How to write as an artist? Could a research text take the form of a picture or a letter? These are questions that I posed to myself when working on my doctoral thesis, and as a result, each essay became a test, an experiment in writing. In my postdoctoral research, I continue exploring writing by engaging in correspondence with three 19th century sisters. In practice, I read their letters and “reply” to them from today’s perspective. Sometimes the reply is a text, sometimes a video piece.

In my presentation I will introduce my journey as an artist-researcher and show its latest outcome, an 8-minute video piece titled A letter from Liisi (2021). The video is based on a letter from April 17, 1912. On the same day, there was a solar eclipse, which the letter-writer was preparing to view through coloured glass. While waiting for the eclipse, she recalls the death of her sick brother and the birth of her sister’s new baby. The letter is thus a combination of intimate microhistory and huge, universal themes. On the image track, this is reflected by combining family pictures with astronomical glass plates from early 1900s.

My questions to the audience are very simple: Do you write letters? If yes, how is it different from writing a research text? What could we learn from the genre and practice of letter-writing?
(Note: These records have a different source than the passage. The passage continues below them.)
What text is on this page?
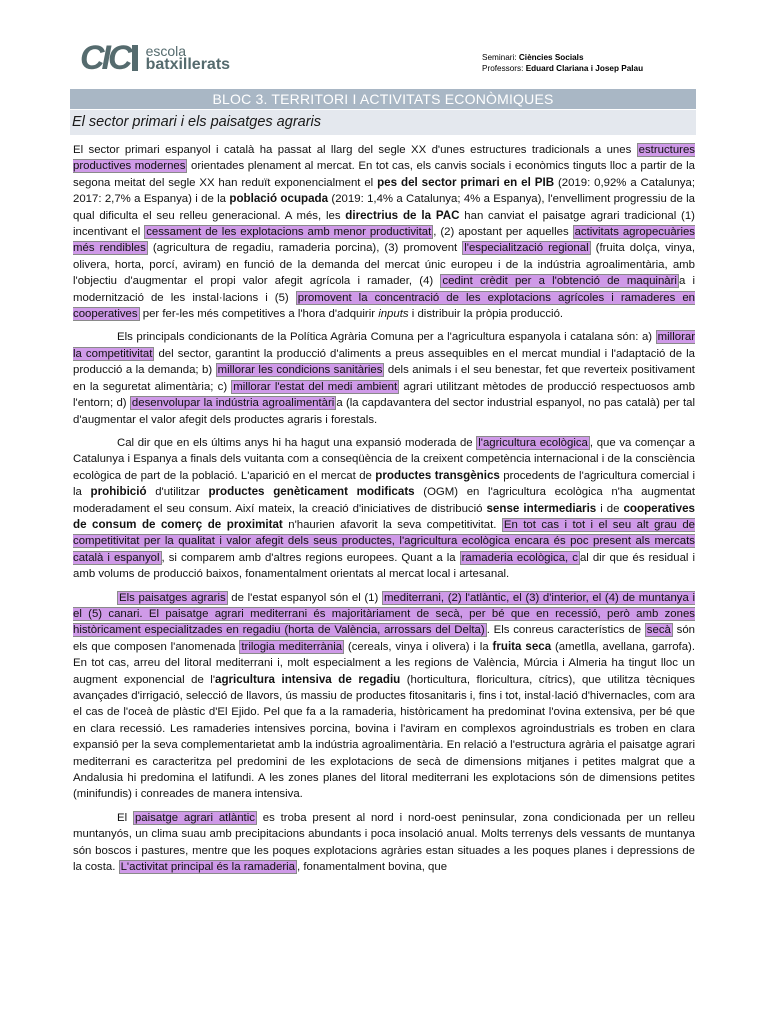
CIC escola
batxillerats	Seminari: Ciències Socials
Professors: Eduard Clariana i Josep Palau
BLOC 3. TERRITORI I ACTIVITATS ECONÒMIQUES
El sector primari i els paisatges agraris

El sector primari espanyol i català ha passat al llarg del segle XX d'unes estructures tradicionals a unes estructures productives modernes orientades plenament al mercat. En tot cas, els canvis socials i econòmics tinguts lloc a partir de la segona meitat del segle XX han reduït exponencialment el pes del sector primari en el PIB (2019: 0,92% a Catalunya; 2017: 2,7% a Espanya) i de la població ocupada (2019: 1,4% a Catalunya; 4% a Espanya), l'envelliment progressiu de la qual dificulta el seu relleu generacional. A més, les directrius de la PAC han canviat el paisatge agrari tradicional (1) incentivant el cessament de les explotacions amb menor productivitat , (2) apostant per aquelles activitats agropecuàries més rendibles (agricultura de regadiu, ramaderia porcina), (3) promovent l'especialització regional (fruita dolça, vinya, olivera, horta, porcí, aviram) en funció de la demanda del mercat únic europeu i de la indústria agroalimentària, amb l'objectiu d'augmentar el propi valor afegit agrícola i ramader, (4) cedint crèdit per a l'obtenció de maquinàri a i modernització de les instal·lacions i (5) promovent la concentració de les explotacions agrícoles i ramaderes en cooperatives per fer-les més competitives a l'hora d'adquirir inputs i distribuir la pròpia producció.

Els principals condicionants de la Política Agrària Comuna per a l'agricultura espanyola i catalana són: a) millorar la competitivitat del sector, garantint la producció d'aliments a preus assequibles en el mercat mundial i l'adaptació de la producció a la demanda; b) millorar les condicions sanitàries dels animals i el seu benestar, fet que reverteix positivament en la seguretat alimentària; c) millorar l'estat del medi ambient agrari utilitzant mètodes de producció respectuosos amb l'entorn; d) desenvolupar la indústria agroalimentàri a (la capdavantera del sector industrial espanyol, no pas català) per tal d'augmentar el valor afegit dels productes agraris i forestals.

Cal dir que en els últims anys hi ha hagut una expansió moderada de l'agricultura ecològica , que va començar a Catalunya i Espanya a finals dels vuitanta com a conseqüència de la creixent competència internacional i de la consciència ecològica de part de la població. L'aparició en el mercat de productes transgènics procedents de l'agricultura comercial i la prohibició d'utilitzar productes genèticament modificats (OGM) en l'agricultura ecològica n'ha augmentat moderadament el seu consum. Així mateix, la creació d'iniciatives de distribució sense intermediaris i de cooperatives de consum de comerç de proximitat n'haurien afavorit la seva competitivitat. En tot cas i tot i el seu alt grau de competitivitat per la qualitat i valor afegit dels seus productes, l'agricultura ecològica encara és poc present als mercats català i espanyol , si comparem amb d'altres regions europees. Quant a la ramaderia ecològica, c al dir que és residual i amb volums de producció baixos, fonamentalment orientats al mercat local i artesanal.

Els paisatges agraris de l'estat espanyol són el (1) mediterrani, (2) l'atlàntic, el (3) d'interior, el (4) de muntanya i el (5) canari. El paisatge agrari mediterrani és majoritàriament de secà, per bé que en recessió, però amb zones històricament especialitzades en regadiu (horta de València, arrossars del Delta) . Els conreus característics de secà són els que composen l'anomenada trilogia mediterrània (cereals, vinya i olivera) i la fruita seca (ametlla, avellana, garrofa). En tot cas, arreu del litoral mediterrani i, molt especialment a les regions de València, Múrcia i Almeria ha tingut lloc un augment exponencial de l'agricultura intensiva de regadiu (horticultura, floricultura, cítrics), que utilitza tècniques avançades d'irrigació, selecció de llavors, ús massiu de productes fitosanitaris i, fins i tot, instal·lació d'hivernacles, com ara el cas de l'oceà de plàstic d'El Ejido. Pel que fa a la ramaderia, històricament ha predominat l'ovina extensiva, per bé que en clara recessió. Les ramaderies intensives porcina, bovina i l'aviram en complexos agroindustrials es troben en clara expansió per la seva complementarietat amb la indústria agroalimentària. En relació a l'estructura agrària el paisatge agrari mediterrani es caracteritza pel predomini de les explotacions de secà de dimensions mitjanes i petites malgrat que a Andalusia hi predomina el latifundi. A les zones planes del litoral mediterrani les explotacions són de dimensions petites (minifundis) i conreades de manera intensiva.

El paisatge agrari atlàntic es troba present al nord i nord-oest peninsular, zona condicionada per un relleu muntanyós, un clima suau amb precipitacions abundants i poca insolació anual. Molts terrenys dels vessants de muntanya són boscos i pastures, mentre que les poques explotacions agràries estan situades a les poques planes i depressions de la costa. L'activitat principal és la ramaderia , fonamentalment bovina, que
I am a postdoctoral researcher from the University of the Arts Helsinki. I am also someone who likes to write letters, and while I was working on my doctoral thesis Genre pictures and experiments in writing (2017), I became interested in letter-writing as a genre and practice. As a result, I have now engaged in correspondence with three 19th century sisters. I also teach writing to art students and help coordinate the Nordic Summer University’s study circle on artistic research.